Ma tutto questo non può avvenire se non c’è un’atleticità del corpo. Il lavoro di allenamento sul corpo accomuna quindi il danzatore e lo sportivo. E mettere in luce la dimensione atletico-sportiva della danza non è un modo per sminuirla, ma un modo per riconoscere che il lavoro, unito ad un progetto estetico, può condurre il corpo a diventare l’opera d’arte stessa. Quello della danza e della performance è un caso particolare. Nell’arte, solitamente, esiste un corpo che produce qualcosa di diverso da sé; anche un pittore usa il corpo, ma produce oggetti. Nel Novecento, un grande filosofo come Michel Foucault che ha lavorato sulla cura di sé, diceva che il soggetto della performance come corpo vivente che si auto-plasma per superare i propri limiti è l’opera d’arte stessa.

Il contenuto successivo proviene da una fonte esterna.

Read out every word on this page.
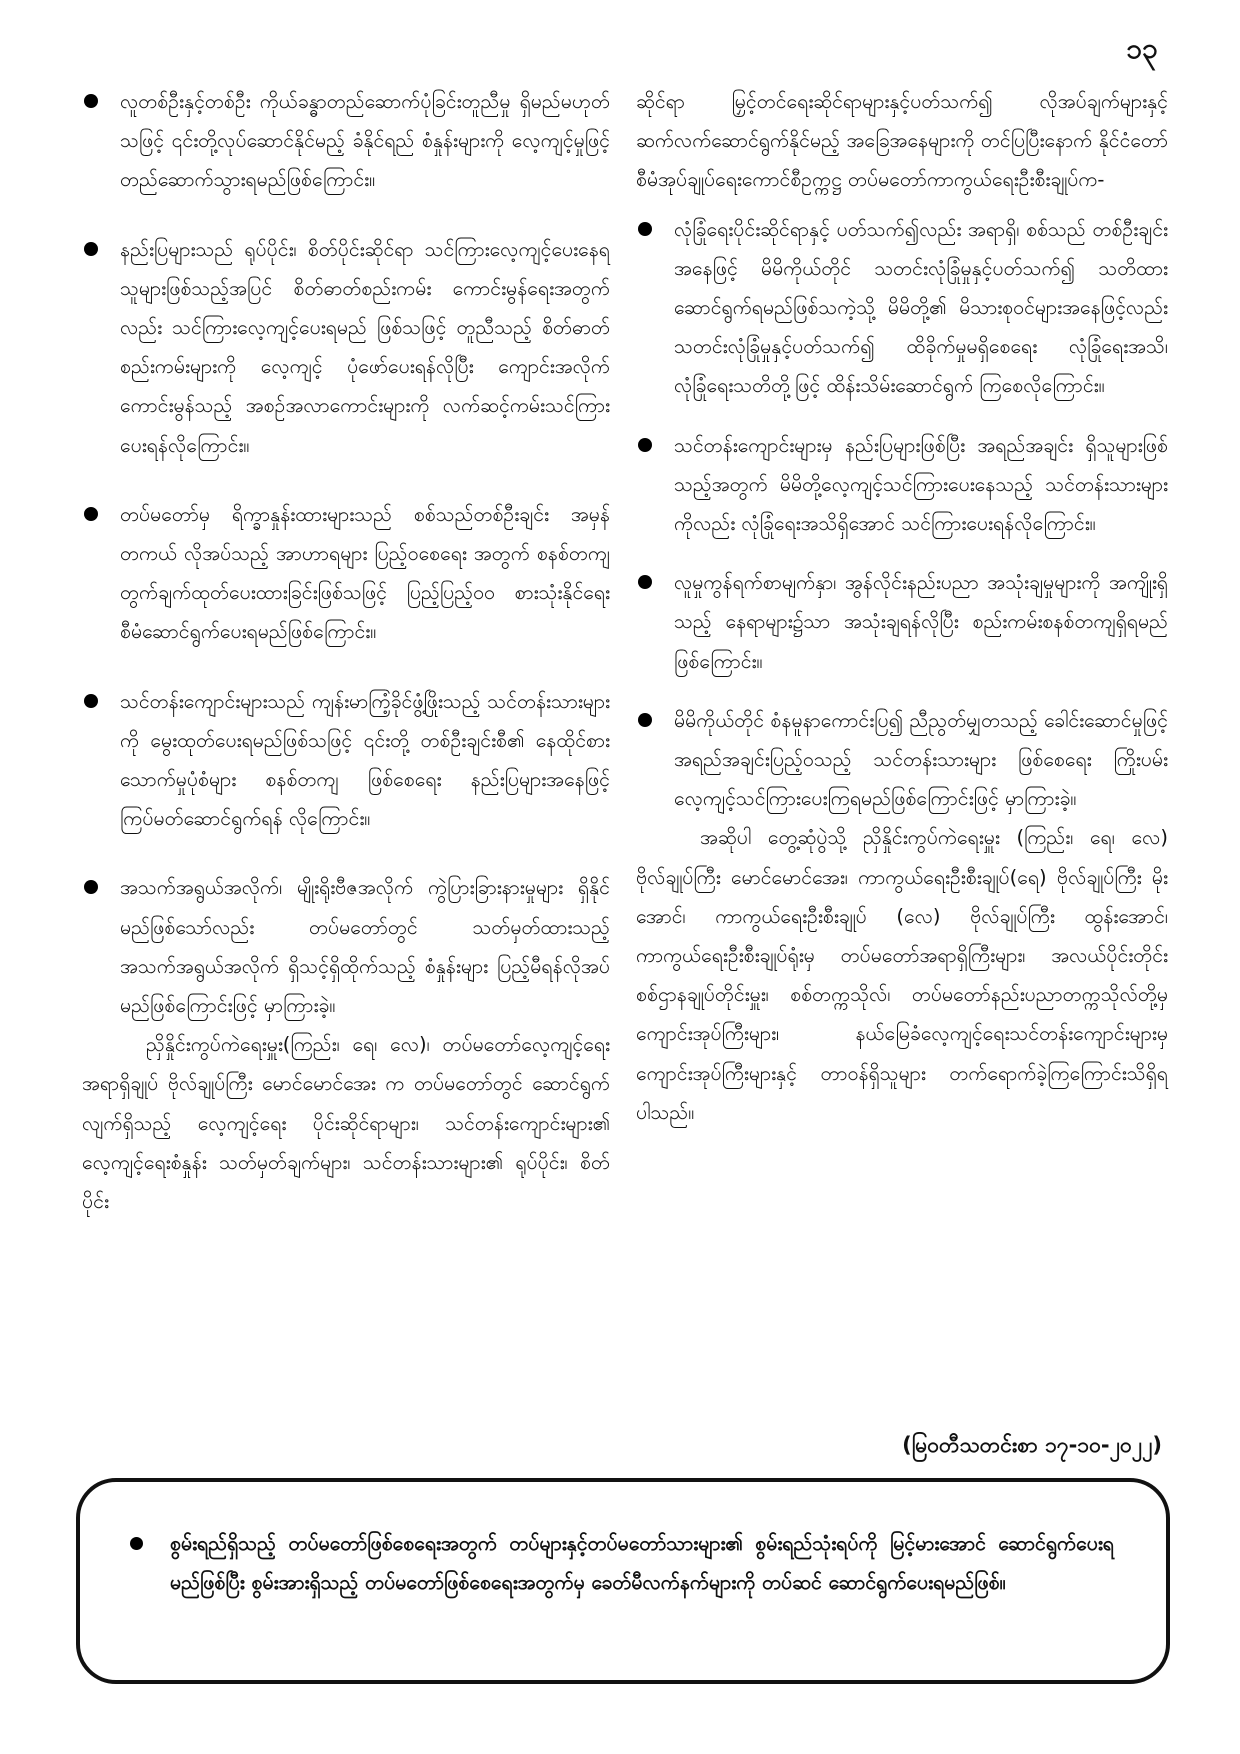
၁၃
လူတစ်ဦးနှင့်တစ်ဦး ကိုယ်ခန္ဓာတည်ဆောက်ပုံခြင်းတူညီမှု ရှိမည်မဟုတ်သဖြင့် ၎င်းတို့လုပ်ဆောင်နိုင်မည့် ခံနိုင်ရည် စံနှုန်းများကို လေ့ကျင့်မှုဖြင့် တည်ဆောက်သွားရမည်ဖြစ်ကြောင်း။
နည်းပြများသည် ရုပ်ပိုင်း၊ စိတ်ပိုင်းဆိုင်ရာ သင်ကြားလေ့ကျင့်ပေးနေရသူများဖြစ်သည့်အပြင် စိတ်ဓာတ်စည်းကမ်း ကောင်းမွန်ရေးအတွက်လည်း သင်ကြားလေ့ကျင့်ပေးရမည် ဖြစ်သဖြင့် တူညီသည့် စိတ်ဓာတ်စည်းကမ်းများကို လေ့ကျင့် ပုံဖော်ပေးရန်လိုပြီး ကျောင်းအလိုက် ကောင်းမွန်သည့် အစဉ်အလာကောင်းများကို လက်ဆင့်ကမ်းသင်ကြားပေးရန်လိုကြောင်း။
တပ်မတော်မှ ရိက္ခာနှုန်းထားများသည် စစ်သည်တစ်ဦးချင်း အမှန်တကယ် လိုအပ်သည့် အာဟာရများ ပြည့်ဝစေရေး အတွက် စနစ်တကျ တွက်ချက်ထုတ်ပေးထားခြင်းဖြစ်သဖြင့် ပြည့်ပြည့်ဝဝ စားသုံးနိုင်ရေး စီမံဆောင်ရွက်ပေးရမည်ဖြစ်ကြောင်း။
သင်တန်းကျောင်းများသည် ကျန်းမာကြံ့ခိုင်ဖွံ့ဖြိုးသည့် သင်တန်းသားများကို မွေးထုတ်ပေးရမည်ဖြစ်သဖြင့် ၎င်းတို့ တစ်ဦးချင်းစီ၏ နေထိုင်စားသောက်မှုပုံစံများ စနစ်တကျ ဖြစ်စေရေး နည်းပြများအနေဖြင့် ကြပ်မတ်ဆောင်ရွက်ရန် လိုကြောင်း။
အသက်အရွယ်အလိုက်၊ မျိုးရိုးဗီဇအလိုက် ကွဲပြားခြားနားမှုများ ရှိနိုင်မည်ဖြစ်သော်လည်း တပ်မတော်တွင် သတ်မှတ်ထားသည့် အသက်အရွယ်အလိုက် ရှိသင့်ရှိထိုက်သည့် စံနှုန်းများ ပြည့်မီရန်လိုအပ်မည်ဖြစ်ကြောင်းဖြင့် မှာကြားခဲ့။

ညှိနှိုင်းကွပ်ကဲရေးမှူး(ကြည်း၊ ရေ၊ လေ)၊ တပ်မတော်လေ့ကျင့်ရေးအရာရှိချုပ် ဗိုလ်ချုပ်ကြီး မောင်မောင်အေး က တပ်မတော်တွင် ဆောင်ရွက်လျက်ရှိသည့် လေ့ကျင့်ရေး ပိုင်းဆိုင်ရာများ၊ သင်တန်းကျောင်းများ၏ လေ့ကျင့်ရေးစံနှုန်း သတ်မှတ်ချက်များ၊ သင်တန်းသားများ၏ ရုပ်ပိုင်း၊ စိတ်ပိုင်း

ဆိုင်ရာ မြှင့်တင်ရေးဆိုင်ရာများနှင့်ပတ်သက်၍ လိုအပ်ချက်များနှင့် ဆက်လက်ဆောင်ရွက်နိုင်မည့် အခြေအနေများကို တင်ပြပြီးနောက် နိုင်ငံတော်စီမံအုပ်ချုပ်ရေးကောင်စီဥက္ကဋ္ဌ တပ်မတော်ကာကွယ်ရေးဦးစီးချုပ်က-

လုံခြုံရေးပိုင်းဆိုင်ရာနှင့် ပတ်သက်၍လည်း အရာရှိ၊ စစ်သည် တစ်ဦးချင်းအနေဖြင့် မိမိကိုယ်တိုင် သတင်းလုံခြုံမှုနှင့်ပတ်သက်၍ သတိထားဆောင်ရွက်ရမည်ဖြစ်သကဲ့သို့ မိမိတို့၏ မိသားစုဝင်များအနေဖြင့်လည်း သတင်းလုံခြုံမှုနှင့်ပတ်သက်၍ ထိခိုက်မှုမရှိစေရေး လုံခြုံရေးအသိ၊ လုံခြုံရေးသတိတို့ဖြင့် ထိန်းသိမ်းဆောင်ရွက် ကြစေလိုကြောင်း။
သင်တန်းကျောင်းများမှ နည်းပြများဖြစ်ပြီး အရည်အချင်း ရှိသူများဖြစ်သည့်အတွက် မိမိတို့လေ့ကျင့်သင်ကြားပေးနေသည့် သင်တန်းသားများကိုလည်း လုံခြုံရေးအသိရှိအောင် သင်ကြားပေးရန်လိုကြောင်း။
လူမှုကွန်ရက်စာမျက်နှာ၊ အွန်လိုင်းနည်းပညာ အသုံးချမှုများကို အကျိုးရှိသည့် နေရာများ၌သာ အသုံးချရန်လိုပြီး စည်းကမ်းစနစ်တကျရှိရမည်ဖြစ်ကြောင်း။
မိမိကိုယ်တိုင် စံနမူနာကောင်းပြ၍ ညီညွတ်မျှတသည့် ခေါင်းဆောင်မှုဖြင့် အရည်အချင်းပြည့်ဝသည့် သင်တန်းသားများ ဖြစ်စေရေး ကြိုးပမ်းလေ့ကျင့်သင်ကြားပေးကြရမည်ဖြစ်ကြောင်းဖြင့် မှာကြားခဲ့။

အဆိုပါ တွေ့ဆုံပွဲသို့ ညှိနှိုင်းကွပ်ကဲရေးမှူး (ကြည်း၊ ရေ၊ လေ) ဗိုလ်ချုပ်ကြီး မောင်မောင်အေး၊ ကာကွယ်ရေးဦးစီးချုပ်(ရေ) ဗိုလ်ချုပ်ကြီး မိုးအောင်၊ ကာကွယ်ရေးဦးစီးချုပ် (လေ) ဗိုလ်ချုပ်ကြီး ထွန်းအောင်၊ ကာကွယ်ရေးဦးစီးချုပ်ရုံးမှ တပ်မတော်အရာရှိကြီးများ၊ အလယ်ပိုင်းတိုင်းစစ်ဌာနချုပ်တိုင်းမှူး၊ စစ်တက္ကသိုလ်၊ တပ်မတော်နည်းပညာတက္ကသိုလ်တို့မှ ကျောင်းအုပ်ကြီးများ၊ နယ်မြေခံလေ့ကျင့်ရေးသင်တန်းကျောင်းများမှ ကျောင်းအုပ်ကြီးများနှင့် တာဝန်ရှိသူများ တက်ရောက်ခဲ့ကြကြောင်းသိရှိရပါသည်။

(မြဝတီသတင်းစာ ၁၇-၁၀-၂၀၂၂)
စွမ်းရည်ရှိသည့် တပ်မတော်ဖြစ်စေရေးအတွက် တပ်များနှင့်တပ်မတော်သားများ၏ စွမ်းရည်သုံးရပ်ကို မြင့်မားအောင် ဆောင်ရွက်ပေးရမည်ဖြစ်ပြီး စွမ်းအားရှိသည့် တပ်မတော်ဖြစ်စေရေးအတွက်မှ ခေတ်မီလက်နက်များကို တပ်ဆင် ဆောင်ရွက်ပေးရမည်ဖြစ်။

La danza di fatto fa questo: il ballerino è l’opera d’arte, mentre l’allenamento di tipo sportivo è la produzione dell’opera d’arte.

 E l’arrampicata?

Venendo all’arrampicata, noi abbiamo tutta una serie di studi sui movimenti, sulle posture del corpo che non vengono eseguiti in sé per sé, ma che hanno comunque, una valenza estetica oltre che funzionale. Di nuovo qui il lavoro che si esegue non è sicuramente, soltanto, un lavoro sul corpo: è un lavoro in cui, attraverso la pratica corporea, si lavora sulla mente. Non c’è la possibilità di fare una prestazione atletica se non si lavora sulla mente. E oggi lo sappiamo tutti quanto l’unità di mente e corpo sia fondamentale: i grandi sportivi, infatti, hanno tutti un mental coach che li affianca. Quindi mettere insieme questi due universi è un modo per approfondirli: possiamo approfondire la danza, se la guardiamo con un occhio “sportivo”, per vedere che tipo di lavoro atletico venga fatto sui corpi e poi possiamo approfondire l’arrampicata, così come altri sport, per vedere quanto lavoro di tipo estetico-artistico ci sia.AF_STLABS_Salewa_Simon_Messner_Sas_Dla_Crusc-269-Edit-2 copia

Cosa ci insegnano quindi danza e arrampicata nella loro messa a confronto?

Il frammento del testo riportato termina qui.